There are 8 incisors in both the primary and permanent dentition; 4 maxillary and 4 mandibular. Central and lateral incisors have straight edges that are designed to incise into food. They are located at the front of mouth with central incisors nearest the midline, and lateral incisors between the central incisors and the canines.
Incisor teeth, particularly in the maxilla, are at risk of damage during a traumatic dental injury, due to their relatively unprotected position, and their size and shape. Traumatic dental injuries are common in childhood (at least 1 in 10 children are affected). The consequences of traumatic dental injuries can be significant in terms of function, aesthetics, dental anxiety, and quality of life for affected children and their carers.
There are 4 canines in both the primary and permanent dentition; 2 maxillary and 2 mandibular. They are located at corners of the mouth and have an incisal edge that has a sharp, triangular shaped projection. The function of the cusp is to pierce and hold food. They are sometimes referred to as cuspid teeth.
Canines have long stable roots that withstand greater forces than incisors. Teenagers who experience dental crowding (the total width of the teeth exceeds the available width of the arch for the teeth to erupt in to) may present with unerupted canines. These are frequently located radiographically in the palate, or high the buccal sulcus. Oral surgery may be required to aid the eruption of these teeth.
The permanent dentition has 8 premolars that generally have 2 cusps, but this is not always the case. They are sometimes referred to as bicuspid teeth.
They are located between the canines and the molars, and they share some of the characteristics of these teeth. There are no premolars in the primary dentition. Premolar teeth are frequently extracted by dentists to relieve dental crowding, particularly prior to orthodontic treatment.
There are 8 molars in the primary permanent dentition; 4 maxillary and 4 mandibular. There are 12 molars in the permanent dentition; 6 maxillary and 6 mandibular. The number of cusps varies between 3 and 5. They are located at the back of the mouth, and are designed to crush and chew food, prior to swallowing.
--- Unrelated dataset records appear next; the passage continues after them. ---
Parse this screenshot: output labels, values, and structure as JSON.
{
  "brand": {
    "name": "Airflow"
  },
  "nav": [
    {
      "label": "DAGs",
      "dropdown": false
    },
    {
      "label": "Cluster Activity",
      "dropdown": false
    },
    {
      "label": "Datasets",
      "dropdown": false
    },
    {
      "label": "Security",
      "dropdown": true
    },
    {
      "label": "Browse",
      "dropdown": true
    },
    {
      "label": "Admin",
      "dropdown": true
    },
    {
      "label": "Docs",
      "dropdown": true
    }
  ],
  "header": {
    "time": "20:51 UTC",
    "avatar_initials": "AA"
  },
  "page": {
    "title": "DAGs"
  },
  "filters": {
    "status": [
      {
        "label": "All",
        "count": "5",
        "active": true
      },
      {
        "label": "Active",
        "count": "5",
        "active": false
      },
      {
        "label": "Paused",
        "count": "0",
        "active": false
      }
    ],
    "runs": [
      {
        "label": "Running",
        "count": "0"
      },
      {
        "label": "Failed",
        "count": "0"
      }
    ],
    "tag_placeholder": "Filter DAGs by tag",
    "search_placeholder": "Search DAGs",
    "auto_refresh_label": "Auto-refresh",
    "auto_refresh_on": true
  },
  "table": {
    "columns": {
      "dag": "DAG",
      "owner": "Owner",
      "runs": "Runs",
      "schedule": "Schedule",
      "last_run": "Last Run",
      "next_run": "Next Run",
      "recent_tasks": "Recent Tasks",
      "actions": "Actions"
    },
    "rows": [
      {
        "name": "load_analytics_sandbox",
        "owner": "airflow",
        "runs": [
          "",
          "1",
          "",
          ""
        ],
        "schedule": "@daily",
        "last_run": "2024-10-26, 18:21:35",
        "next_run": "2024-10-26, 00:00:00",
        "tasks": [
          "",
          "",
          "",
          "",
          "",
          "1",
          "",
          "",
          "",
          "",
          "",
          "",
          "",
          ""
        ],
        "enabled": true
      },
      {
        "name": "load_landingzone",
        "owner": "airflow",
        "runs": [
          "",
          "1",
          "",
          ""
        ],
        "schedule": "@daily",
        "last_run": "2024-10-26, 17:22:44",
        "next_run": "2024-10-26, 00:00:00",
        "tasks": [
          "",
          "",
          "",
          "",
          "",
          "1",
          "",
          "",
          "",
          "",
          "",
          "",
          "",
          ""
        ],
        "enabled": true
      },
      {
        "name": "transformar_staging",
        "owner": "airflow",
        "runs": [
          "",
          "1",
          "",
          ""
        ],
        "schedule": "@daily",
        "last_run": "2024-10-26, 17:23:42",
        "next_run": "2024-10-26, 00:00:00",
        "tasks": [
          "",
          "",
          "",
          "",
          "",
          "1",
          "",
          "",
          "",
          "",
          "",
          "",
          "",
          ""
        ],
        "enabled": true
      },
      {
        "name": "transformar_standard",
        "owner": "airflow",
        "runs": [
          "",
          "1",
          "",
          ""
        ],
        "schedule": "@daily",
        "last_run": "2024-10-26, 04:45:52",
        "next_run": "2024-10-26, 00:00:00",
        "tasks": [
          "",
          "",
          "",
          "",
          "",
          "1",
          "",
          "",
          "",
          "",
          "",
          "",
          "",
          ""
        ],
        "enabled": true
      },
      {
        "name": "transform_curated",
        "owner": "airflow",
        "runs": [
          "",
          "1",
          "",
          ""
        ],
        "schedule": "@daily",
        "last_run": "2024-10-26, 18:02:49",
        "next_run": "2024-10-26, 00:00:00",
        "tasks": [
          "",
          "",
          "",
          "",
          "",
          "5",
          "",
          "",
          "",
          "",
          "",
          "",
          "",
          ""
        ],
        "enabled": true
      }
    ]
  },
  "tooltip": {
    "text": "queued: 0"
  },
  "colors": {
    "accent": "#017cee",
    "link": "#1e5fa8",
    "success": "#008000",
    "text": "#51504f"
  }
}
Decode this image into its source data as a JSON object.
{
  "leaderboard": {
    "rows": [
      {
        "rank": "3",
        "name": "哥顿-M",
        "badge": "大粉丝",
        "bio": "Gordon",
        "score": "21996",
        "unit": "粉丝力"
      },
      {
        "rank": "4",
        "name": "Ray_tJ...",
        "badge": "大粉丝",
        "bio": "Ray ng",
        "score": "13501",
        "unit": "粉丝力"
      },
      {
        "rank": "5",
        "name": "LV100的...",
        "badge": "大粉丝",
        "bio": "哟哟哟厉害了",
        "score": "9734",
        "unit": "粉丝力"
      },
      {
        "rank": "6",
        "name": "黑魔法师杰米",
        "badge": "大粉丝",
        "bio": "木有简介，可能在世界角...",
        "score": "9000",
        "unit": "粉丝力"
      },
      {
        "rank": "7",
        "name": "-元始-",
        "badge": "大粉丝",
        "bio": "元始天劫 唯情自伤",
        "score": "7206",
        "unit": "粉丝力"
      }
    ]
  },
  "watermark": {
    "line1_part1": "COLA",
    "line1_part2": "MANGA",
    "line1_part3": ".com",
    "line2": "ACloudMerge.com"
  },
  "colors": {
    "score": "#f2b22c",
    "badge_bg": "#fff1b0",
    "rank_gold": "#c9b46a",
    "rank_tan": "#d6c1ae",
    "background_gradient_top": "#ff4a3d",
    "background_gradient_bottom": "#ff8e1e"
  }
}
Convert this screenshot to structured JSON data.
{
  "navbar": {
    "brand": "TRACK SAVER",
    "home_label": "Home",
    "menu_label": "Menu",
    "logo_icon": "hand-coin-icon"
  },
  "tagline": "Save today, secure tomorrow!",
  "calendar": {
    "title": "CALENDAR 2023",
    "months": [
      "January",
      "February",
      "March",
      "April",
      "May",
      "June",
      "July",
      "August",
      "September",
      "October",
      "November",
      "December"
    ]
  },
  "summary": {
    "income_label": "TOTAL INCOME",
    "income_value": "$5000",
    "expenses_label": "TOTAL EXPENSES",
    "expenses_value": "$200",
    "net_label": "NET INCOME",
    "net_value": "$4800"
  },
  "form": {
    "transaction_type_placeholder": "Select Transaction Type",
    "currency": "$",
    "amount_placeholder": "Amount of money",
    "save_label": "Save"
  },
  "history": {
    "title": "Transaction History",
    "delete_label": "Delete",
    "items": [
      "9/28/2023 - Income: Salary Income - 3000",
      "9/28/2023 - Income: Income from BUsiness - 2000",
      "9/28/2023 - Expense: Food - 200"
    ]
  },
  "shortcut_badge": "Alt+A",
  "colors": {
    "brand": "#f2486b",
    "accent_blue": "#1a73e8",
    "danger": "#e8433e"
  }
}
Molar teeth are particularly at risk of dental caries (decay) due to the presence of deep grooves that run across the occlusal (top) surface of the teeth, and due to the presence of a relatively wide point of contact between adjacent molars. These sites are more difficult to clean than the smooth walls of the labial (lip), buccal (cheek), lingual (tongue), and palatal (palate) surfaces of teeth.